I've worked on government contracts - defense - most of my career. It is not a model of innovation, low costs, fast delivery, friction-less pivots, and the like. It's a story of incumbents, outdated regulations (waterfall for the win!), inability to get money for great ideas, buckets of money thrown at bad ideas, cronyism, lobbying, you get the idea.
It's trivial, and lazy, to talk about "big pharma" - to paint them as evil. Yes, there is plenty of less than stellar activity, and I had a gf that was in the business. But she also worked for a small start up that would probably be impossible under your model. That world is full of idealistic people that want to do good in the world. And yes, there is also unsavory business practices. But so much good has come from people with a dream. Bethesda is the pharma equivalent of SF in tech. Lots of money flowing, lots of great ideas, lots of moon shots, lots of quick failures, lots of success. It ain't ideal (great ideas, no funding, for example), but I'd suggest your idea needs substantial sketching out to explain how it would successfully replace this sort of activity.

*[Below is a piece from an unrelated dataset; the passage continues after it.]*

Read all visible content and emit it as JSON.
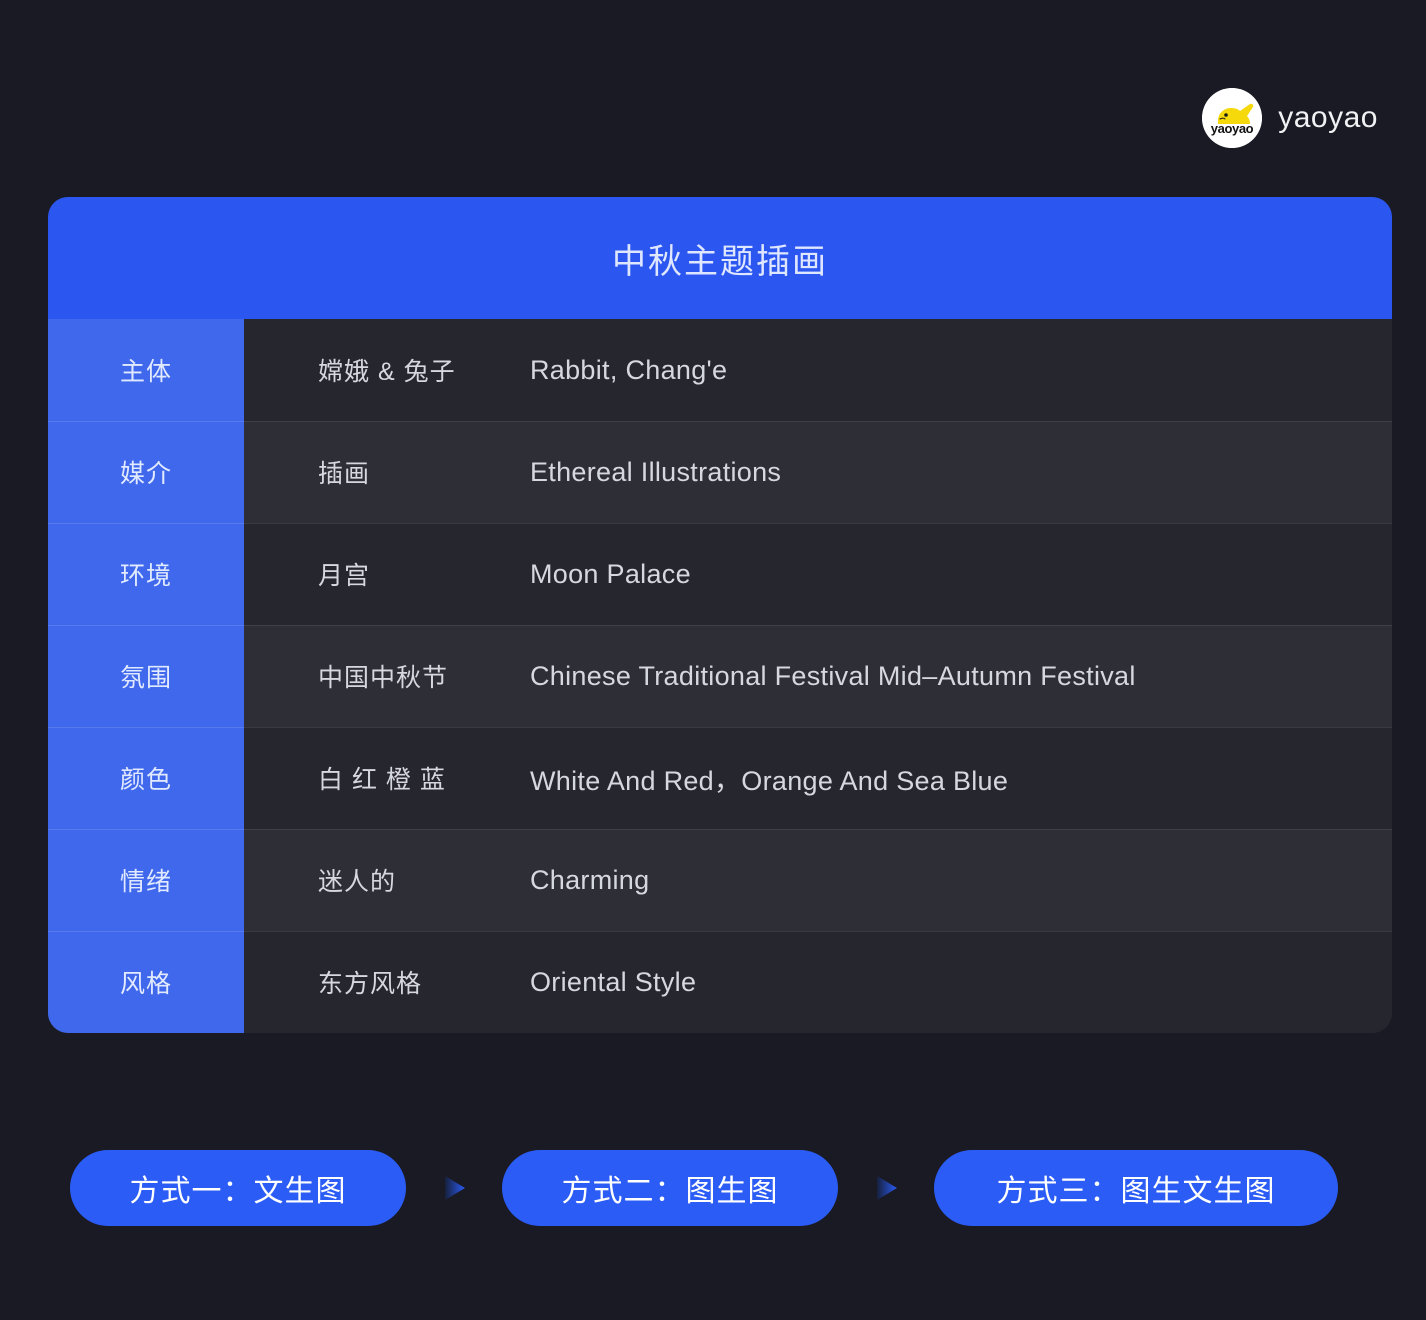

edit: my first job was working for a small company that contracted for NIH. In my short time there I heard so many stories of research being started, then something becomes the hot topic of the day, funding is withdrawn to throw it at this new topic, and the old project is left to die. Not that the new topic was a bad thing to pursue, but if you keep switching focus before getting results you are wasting tons of money. The NIH is regularly criticized for taking only 1 approach to a problem - investigate drug X or treatment Y. It's unbelievably hard to convince Congress that you should spend a ton of money on a research program, but then go and run 10 other programs that assume that that research program will not pan out. No, that's stupid. It's incredibly believable. I recall pulling all nighters, being called on the phone by congressmen or their aides, trying to pull data together for a presentation on the hill to get or continue funding. Ultimately politicians were making research and health decisions. Madness. Everyone I worked with had their hearts in the right place (beware the easy, lazy assumptions!). Individual politicians that I've run across are intelligent and trying to do the right thing as they understand it, and often that understanding is very sophisticated. But the system doesn't have a heart, whether that system is capitalism, start ups, or government.